• No results found

Openbaar Ministerie

Het Openbaar Ministerie (OM) is een organisatie die verdachten van strafbare feiten voor de rechter kan brengen. De organisatie is uniek in Nederland; geen andere organisatie of partij kan verdachten voor een strafrechter brengen. Het OM zorgt ervoor dat strafbare feiten worden opgespoord, dat verdachten worden vervolgd en dat de opgelegde straf wordt uitgevoerd.

Het OM werkt samen met de politie en andere opsporingsdiensten, zoals de Koninklijke Marechaussee, FIOD, inspectiediensten, etc. De officier van justitie is de leider het

opsporingsonderzoek. Samen met de rechters is het OM onderdeel van de rechterlijke macht. Het OM is een organisatie die complex in elkaar zit. De organisatie heeft verschillende vestigingen (parketten), verdeeld over het land. In totaal zijn er in Nederland 19 arrondissementen, gekoppeld aan één of twee politieregio’s. Elk arrondissement heeft een arrondissementsparket dat strafzaken behandelt. Op de 19 arrondissementsparketten beoordelen officieren van justitie, ondersteund door administratieve en juridische specialisten, honderdduizenden zaken die jaarlijks binnenkomen. De zaken waarin hoger beroep wordt aangetekend komen bij één van de vijf ressortsparketten. Daar is de vertegenwoordiger van het OM de advocaat-generaal. Daarnaast zijn er nog een aantal landelijke onderdelen, zoals het Landelijk Parket ((inter)nationaal georganiseerde criminaliteit), Functioneel Parket (criminaliteit op het gebied van milieu, economie en fraude), Landelijk Parket Team Verkeer, BOOM (Bureau Ontnemingswetgeving Openbaar Ministerie), CVOM (Centrale Verwerking Openbaar Ministerie), WBOM (Wetenschappelijk Bureau Openbaar Ministerie) en DVOM

(Dienstverleningsorganisatie Openbaar Ministerie). De parketten worden geleid door hoofdofficieren van justitie en hoofdadvocaten-generaal. Een aantal diensten (CVOM, WBOM, DVOM) staan onder leiding van een directeur.

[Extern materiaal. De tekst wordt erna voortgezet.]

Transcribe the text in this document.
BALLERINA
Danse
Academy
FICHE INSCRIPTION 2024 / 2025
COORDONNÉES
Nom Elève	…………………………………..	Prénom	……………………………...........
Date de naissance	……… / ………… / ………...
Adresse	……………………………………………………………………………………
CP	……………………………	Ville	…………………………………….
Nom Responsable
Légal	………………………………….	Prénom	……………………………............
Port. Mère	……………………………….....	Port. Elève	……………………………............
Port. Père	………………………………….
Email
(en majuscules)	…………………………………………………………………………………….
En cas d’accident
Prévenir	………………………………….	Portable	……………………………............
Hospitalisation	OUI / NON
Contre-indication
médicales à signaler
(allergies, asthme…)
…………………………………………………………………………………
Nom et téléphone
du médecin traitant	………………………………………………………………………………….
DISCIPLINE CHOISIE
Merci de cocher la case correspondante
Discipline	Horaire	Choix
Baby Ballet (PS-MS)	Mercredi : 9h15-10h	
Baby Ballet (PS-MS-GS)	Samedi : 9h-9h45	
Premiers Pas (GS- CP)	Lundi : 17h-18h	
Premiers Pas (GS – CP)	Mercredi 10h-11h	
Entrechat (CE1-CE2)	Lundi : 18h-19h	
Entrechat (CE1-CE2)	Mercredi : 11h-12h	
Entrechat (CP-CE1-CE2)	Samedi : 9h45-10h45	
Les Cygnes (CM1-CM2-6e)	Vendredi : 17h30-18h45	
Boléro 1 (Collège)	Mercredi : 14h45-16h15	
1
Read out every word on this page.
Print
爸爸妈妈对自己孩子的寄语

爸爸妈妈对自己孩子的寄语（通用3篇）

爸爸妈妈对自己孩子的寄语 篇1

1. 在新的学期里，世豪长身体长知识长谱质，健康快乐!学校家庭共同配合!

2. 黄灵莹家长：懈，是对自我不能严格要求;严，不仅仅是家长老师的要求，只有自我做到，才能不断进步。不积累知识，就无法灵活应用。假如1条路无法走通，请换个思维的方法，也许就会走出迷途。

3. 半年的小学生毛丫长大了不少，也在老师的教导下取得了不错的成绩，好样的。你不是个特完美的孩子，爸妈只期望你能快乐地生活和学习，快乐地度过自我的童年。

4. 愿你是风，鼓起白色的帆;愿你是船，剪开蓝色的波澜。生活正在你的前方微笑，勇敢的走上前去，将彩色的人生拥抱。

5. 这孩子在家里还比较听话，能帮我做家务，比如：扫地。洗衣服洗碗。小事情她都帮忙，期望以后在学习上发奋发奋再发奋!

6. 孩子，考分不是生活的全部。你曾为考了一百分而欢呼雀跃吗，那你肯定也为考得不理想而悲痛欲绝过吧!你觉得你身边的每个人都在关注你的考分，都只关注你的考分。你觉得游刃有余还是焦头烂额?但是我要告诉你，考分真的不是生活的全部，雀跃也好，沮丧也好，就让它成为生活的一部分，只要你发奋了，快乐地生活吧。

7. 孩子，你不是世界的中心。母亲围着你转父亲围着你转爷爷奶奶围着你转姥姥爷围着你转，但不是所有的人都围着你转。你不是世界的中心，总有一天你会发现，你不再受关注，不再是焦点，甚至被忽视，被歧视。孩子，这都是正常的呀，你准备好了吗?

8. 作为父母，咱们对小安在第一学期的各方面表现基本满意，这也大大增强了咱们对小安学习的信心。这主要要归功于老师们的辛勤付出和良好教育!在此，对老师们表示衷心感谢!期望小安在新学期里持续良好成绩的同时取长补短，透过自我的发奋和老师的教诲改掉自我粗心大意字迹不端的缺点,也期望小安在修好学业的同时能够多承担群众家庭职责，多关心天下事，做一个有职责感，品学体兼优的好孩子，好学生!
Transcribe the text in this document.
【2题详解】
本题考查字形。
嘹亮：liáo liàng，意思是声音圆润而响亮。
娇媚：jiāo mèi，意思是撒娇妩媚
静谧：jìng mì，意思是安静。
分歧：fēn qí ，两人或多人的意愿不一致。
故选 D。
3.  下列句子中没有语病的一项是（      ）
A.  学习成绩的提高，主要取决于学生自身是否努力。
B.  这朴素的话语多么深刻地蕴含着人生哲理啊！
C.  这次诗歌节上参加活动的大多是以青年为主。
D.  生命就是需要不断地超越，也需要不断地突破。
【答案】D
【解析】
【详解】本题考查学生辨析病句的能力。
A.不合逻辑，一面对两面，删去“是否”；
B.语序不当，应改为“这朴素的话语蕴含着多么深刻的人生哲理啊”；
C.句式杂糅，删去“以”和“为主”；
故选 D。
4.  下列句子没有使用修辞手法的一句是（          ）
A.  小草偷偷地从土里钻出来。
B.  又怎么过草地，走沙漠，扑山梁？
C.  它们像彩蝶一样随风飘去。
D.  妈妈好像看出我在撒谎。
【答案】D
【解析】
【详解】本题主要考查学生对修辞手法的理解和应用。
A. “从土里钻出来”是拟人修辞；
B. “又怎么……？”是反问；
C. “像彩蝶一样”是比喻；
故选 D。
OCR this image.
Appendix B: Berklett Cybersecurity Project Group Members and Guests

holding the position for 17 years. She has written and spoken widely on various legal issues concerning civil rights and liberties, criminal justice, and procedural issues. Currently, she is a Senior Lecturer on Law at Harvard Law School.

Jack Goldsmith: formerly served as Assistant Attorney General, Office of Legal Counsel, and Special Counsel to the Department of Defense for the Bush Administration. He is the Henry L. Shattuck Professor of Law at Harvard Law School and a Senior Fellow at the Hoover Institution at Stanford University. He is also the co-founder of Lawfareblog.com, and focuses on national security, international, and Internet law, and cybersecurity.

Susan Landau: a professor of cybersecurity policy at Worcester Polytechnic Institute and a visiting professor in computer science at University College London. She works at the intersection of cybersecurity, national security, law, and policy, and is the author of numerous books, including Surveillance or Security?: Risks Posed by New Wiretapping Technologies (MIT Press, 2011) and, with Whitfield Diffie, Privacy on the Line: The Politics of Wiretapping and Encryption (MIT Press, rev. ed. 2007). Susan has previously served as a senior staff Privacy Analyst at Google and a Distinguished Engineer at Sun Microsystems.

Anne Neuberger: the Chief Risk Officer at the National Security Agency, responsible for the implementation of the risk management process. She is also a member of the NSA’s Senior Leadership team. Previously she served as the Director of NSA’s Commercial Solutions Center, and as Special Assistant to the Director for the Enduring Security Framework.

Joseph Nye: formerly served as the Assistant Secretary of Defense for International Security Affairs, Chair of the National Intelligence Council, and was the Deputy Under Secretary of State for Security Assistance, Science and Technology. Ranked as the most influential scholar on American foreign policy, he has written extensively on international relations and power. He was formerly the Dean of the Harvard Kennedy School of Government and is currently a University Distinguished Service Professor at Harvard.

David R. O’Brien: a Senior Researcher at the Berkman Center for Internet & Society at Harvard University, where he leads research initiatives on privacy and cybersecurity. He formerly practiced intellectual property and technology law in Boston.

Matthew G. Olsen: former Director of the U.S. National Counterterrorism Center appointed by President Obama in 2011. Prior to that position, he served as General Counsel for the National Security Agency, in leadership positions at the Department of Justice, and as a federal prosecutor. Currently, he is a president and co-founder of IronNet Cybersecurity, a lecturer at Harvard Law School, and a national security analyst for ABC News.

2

Het gehele OM staat onder leiding van het College van procureurs-generaal in Den Haag, het bestuur van het OM. Het College wordt bijgestaan door een ambtelijke staf, het Parket-Generaal (PaG). Het OM valt onder de verantwoordelijkheid van het ministerie van Justitie. De minister van Justitie bepaalt samen met het College de prioriteiten in de opsporing en vervolging.

Het OM is, met de vele verschillende vestigingen, een decentrale organisatie. Elke vestiging heeft een management en neemt eigen beslissingen, uiteraard passend binnen de kaders die door het College en het ministerie van Justitie zijn vastgesteld.

49

Bij het OM werken meer dan 4000 mensen verdeeld over alle verschillende onderdelen van de organisatie. De diverse onderdelen verschillen behoorlijke qua grootte van elkaar. Het aantal medewerkers varieert van zo’n 45 bij het ressortsparket in Leeuwarden tot 450 bij het arrondissementsparket in Amsterdam.

Intensiveringsprogramma’s

De criminaliteit in Nederland is de afgelopen jaren behoorlijk teruggedrongen. Bepaalde vormen van criminaliteit blijken echter in de praktijk moeilijk te bestrijden. Bijvoorbeeld mensenhandel, witwassen, vastgoedfraude en cybercrime zijn vormen van criminaliteit die onzichtbaar blijven voor de buitenwereld. De criminelen die zich hiermee bezig houden werken achter de schermen, vanuit het buitenland of maken misbruik van legale structuren. Ze springen minder in het oog dan daders van bijvoorbeeld inbraken, overvallen of steekpartijen. Toch gaat het om ernstige vormen van criminaliteit, want op de lange termijn tasten ze de verbanden van de samenleving aan: de onder- en bovenwereld dreigen verweven te raken, het vertrouwen in het economisch verkeer neemt af en een aanval op de ICT-infrastructuur heeft verstrekkende gevolgen.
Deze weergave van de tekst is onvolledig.